Do you remember from your school days those students who, when confronted with a complex issue, would acquire a look on their faces somewhere between consternation and dread, immediately thrust a waving hand up into the air and blurt out in a worried voice, “Do we have to know this for the test?” I can be fairly sure that none of these people ended up as successful traders.
One only has to look at the history of hiring patterns at Wall Street firms to get a sense of the evolution of thinking about how to develop a successful trader. For many years, the model for aspiring traders was considered to be a genteel Ivy League education. Over time, Wall Street firms began to favor graduates with a more humble socioeconomic pedigree who were considered hungry, hard working and highly motivated to prove something to the world. In more recent years, we have seen Wall Street seek out physicists and those with exceptional quantitative skills. Lately, a desire for poker skills has also come into play.
As I see it, all traders are ultimately self-taught. There are no required classes, readings, homework assignments or even a syllabus with recommendations. Tests are administered on a daily basis, frequently with multiple tests on the same day. Worst of all, everyone is graded on an unfavorable curve in which there are more Fs than As.
Against this backdrop, education counts, but skill and experience count even more. An insatiable curiosity helps, as does a willingness to explore unfamiliar territory. Great trades, insights and strategies present themselves in somewhat random fashion and, as Louis Pasteur observed, “Chance favors the prepared mind.”
But what kind of preparation is ideal? Malcolm Gladwell asserts that 10,000 hours of experience is a prerequisite for greatness in almost any field. In a normal career, that level of commitment usually translates to five years, but on Wall Street, 10,000 hours of experience can be crammed into 3–4 years. Of course, all hours are not created equal. A trader’s capacity to distinguish between random events and meaningful patterns is important to establish a solid trajectory of growth and development.
For my personal education process, unlearning was more important than learning. My formal schooling consisted of an undergraduate degree in political science and a traditional MBA program. After two decades of business strategy consulting experience deeply rooted in fundamental analysis, I was ill-equipped to excel in a short-term trading time frame. In order to embrace technical analysis, I first had to jettison my fundamental perspective on investments and build a new foundation based on technical analysis and market sentiment.

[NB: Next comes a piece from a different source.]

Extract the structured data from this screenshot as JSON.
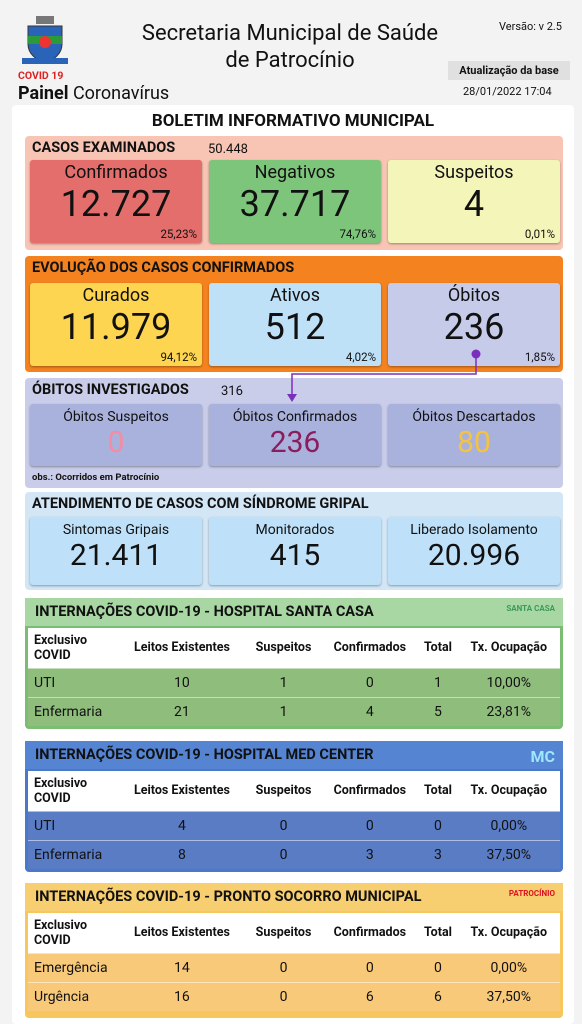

In my opinion, the best way to approach trading is to consider the educational process to be a lifelong endeavor, crossing as many multi-disciplinary boundaries as can be digested. In a way, I like to think of the foundation of trading success as building a large idea stew and developing an eye for spotting high potential new ideas. The trick is to have the right breadth and depth of knowledge so that when one stumbles on the next great strategy, it can be easily identified, captured and developed. Call it opportunistic research and development, if you will.
As luck would have it, some of the most successful trading strategies I employ are based on areas in which I had limited knowledge when I first encountered them. No matter how well things are going, I take the approach that I never have the luxury of being satisfied with the status quo and need to embrace the idea of getting out of my comfort zone. In trading and in life, it pays to constantly refresh the pipeline of new ideas and continue to tinker with them, because you never know what will be on tomorrow’s test.